Tuesday, December 7, 2021

Choose a Job to Make Yourself Content

We work a lot. Too much, probably. One often muses, when will the post-scarcity world come into being? In the mean time, people should pursue a work life that is rewarding. But wow? 

One approach to to purse "earned success," which gives someone a sense of accomplishment (see Seligman, whose studies show this strongly predict happiness at work). Combined with professional efficacy -- when you are effective in your job, you are more committed to your occupation, a measure of job satisfaction -- we can aim to more likely enjoy the fruits of our labors, beyond a paycheck. Employers who give clear guidance and feedback, reward merit, and encourage staff to develop new skills are better choices if someone wants to boost those feelings. Look for a boss who acts that way -- and if the reader is in a position of authority, be that kind of boss.

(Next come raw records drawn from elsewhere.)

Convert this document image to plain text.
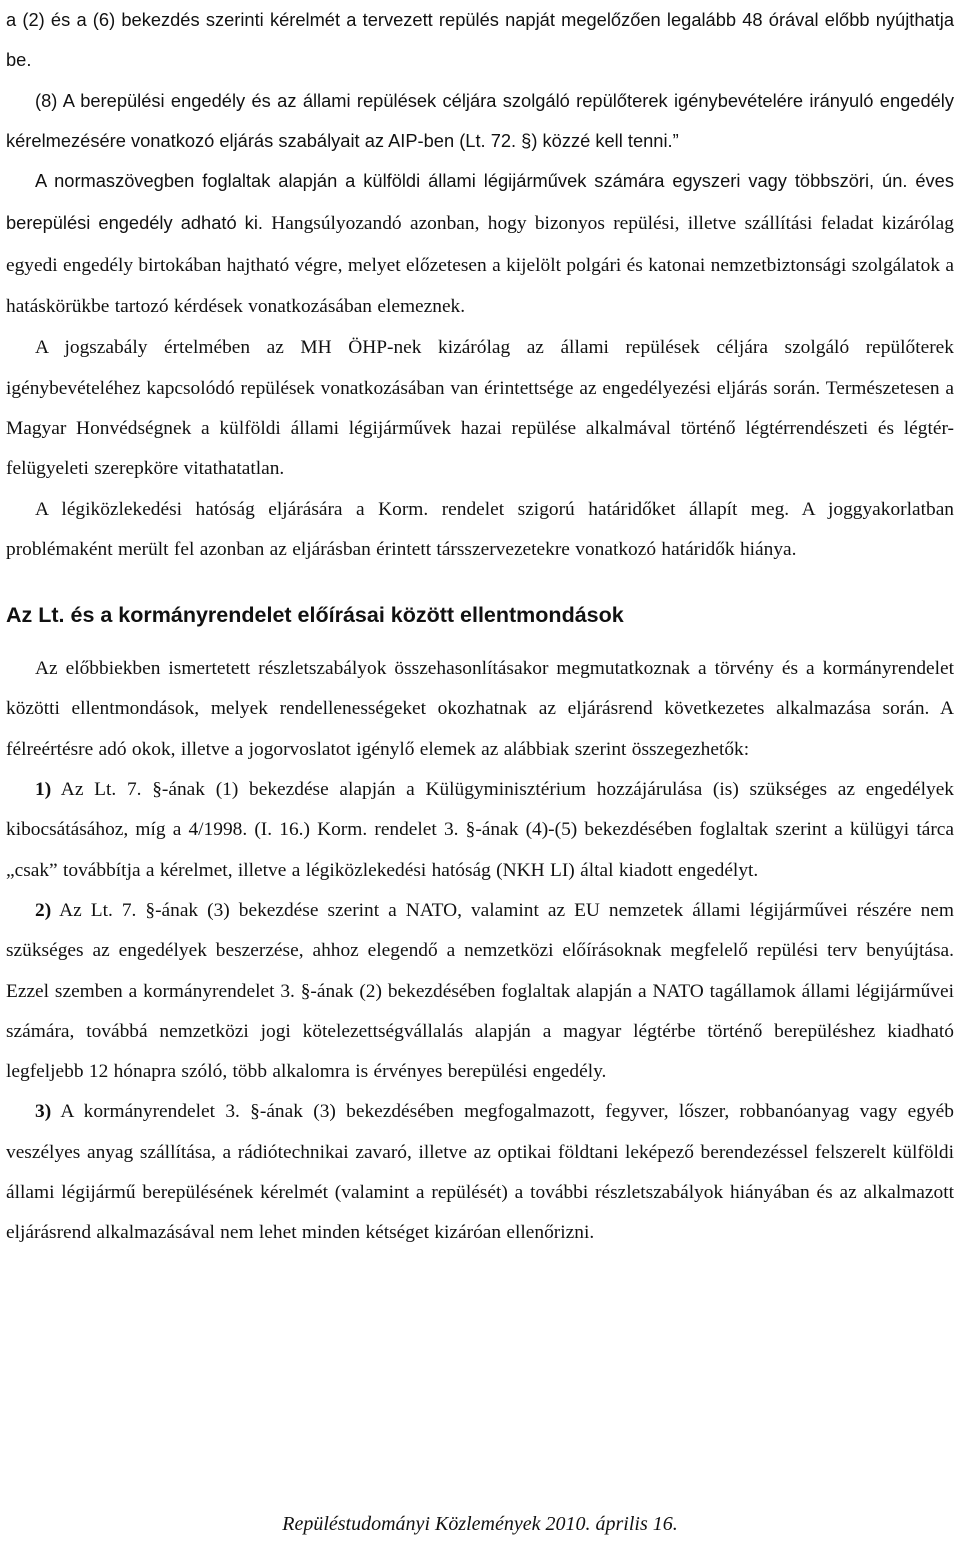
a (2) és a (6) bekezdés szerinti kérelmét a tervezett repülés napját megelőzően legalább 48 órával előbb nyújthatja be.

(8) A berepülési engedély és az állami repülések céljára szolgáló repülőterek igénybevételére irányuló engedély kérelmezésére vonatkozó eljárás szabályait az AIP-ben (Lt. 72. §) közzé kell tenni.”

A normaszövegben foglaltak alapján a külföldi állami légijárművek számára egyszeri vagy többszöri, ún. éves berepülési engedély adható ki. Hangsúlyozandó azonban, hogy bizonyos repülési, illetve szállítási feladat kizárólag egyedi engedély birtokában hajtható végre, melyet előzetesen a kijelölt polgári és katonai nemzetbiztonsági szolgálatok a hatáskörükbe tartozó kérdések vonatkozásában elemeznek.

A jogszabály értelmében az MH ÖHP-nek kizárólag az állami repülések céljára szolgáló repülőterek igénybevételéhez kapcsolódó repülések vonatkozásában van érintettsége az engedélyezési eljárás során. Természetesen a Magyar Honvédségnek a külföldi állami légijárművek hazai repülése alkalmával történő légtérrendészeti és légtér-felügyeleti szerepköre vitathatatlan.

A légiközlekedési hatóság eljárására a Korm. rendelet szigorú határidőket állapít meg. A joggyakorlatban problémaként merült fel azonban az eljárásban érintett társszervezetekre vonatkozó határidők hiánya.

Az Lt. és a kormányrendelet előírásai között ellentmondások

Az előbbiekben ismertetett részletszabályok összehasonlításakor megmutatkoznak a törvény és a kormányrendelet közötti ellentmondások, melyek rendellenességeket okozhatnak az eljárásrend következetes alkalmazása során. A félreértésre adó okok, illetve a jogorvoslatot igénylő elemek az alábbiak szerint összegezhetők:

1) Az Lt. 7. §-ának (1) bekezdése alapján a Külügyminisztérium hozzájárulása (is) szükséges az engedélyek kibocsátásához, míg a 4/1998. (I. 16.) Korm. rendelet 3. §-ának (4)-(5) bekezdésében foglaltak szerint a külügyi tárca „csak” továbbítja a kérelmet, illetve a légiközlekedési hatóság (NKH LI) által kiadott engedélyt.

2) Az Lt. 7. §-ának (3) bekezdése szerint a NATO, valamint az EU nemzetek állami légijárművei részére nem szükséges az engedélyek beszerzése, ahhoz elegendő a nemzetközi előírásoknak megfelelő repülési terv benyújtása. Ezzel szemben a kormányrendelet 3. §-ának (2) bekezdésében foglaltak alapján a NATO tagállamok állami légijárművei számára, továbbá nemzetközi jogi kötelezettségvállalás alapján a magyar légtérbe történő berepüléshez kiadható legfeljebb 12 hónapra szóló, több alkalomra is érvényes berepülési engedély.

3) A kormányrendelet 3. §-ának (3) bekezdésében megfogalmazott, fegyver, lőszer, robbanóanyag vagy egyéb veszélyes anyag szállítása, a rádiótechnikai zavaró, illetve az optikai földtani leképező berendezéssel felszerelt külföldi állami légijármű berepülésének kérelmét (valamint a repülését) a további részletszabályok hiányában és az alkalmazott eljárásrend alkalmazásával nem lehet minden kétséget kizáróan ellenőrizni.

Repüléstudományi Közlemények 2010. április 16.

Happiness may not only be a consequence of success, but also a cause. Essentially, we argued that the presence of frequent positive emotions (such as joy, happiness, and contentment) may precede and even promote career success. This past year, we returned to the literature to determine whether more recent findings continued to support our hypothesis. What did we discover? It turns out that the wealth of evidence indicates that happiness is indeed a critical precursor to success.

Are happy workers more likely to perform well -- and succeed in the workplace? It appears so. When a person is prompted to experience positive emotions, they set higher goals for themselves, persevere at challenging tasks longer, view themselves and others more favorably, and are more optimistic they will succeed. People induced to feel happy also demonstrate greater creativity and productivity than those who are driven to feel less happy. 

Employers are better off creating environments that authentically increase workers’ happiness. One way to do this might involve giving employees the option to engage in positive activities designed to enhance well-being, such as performing acts of kindness for co-workers or expressing gratitude to customers.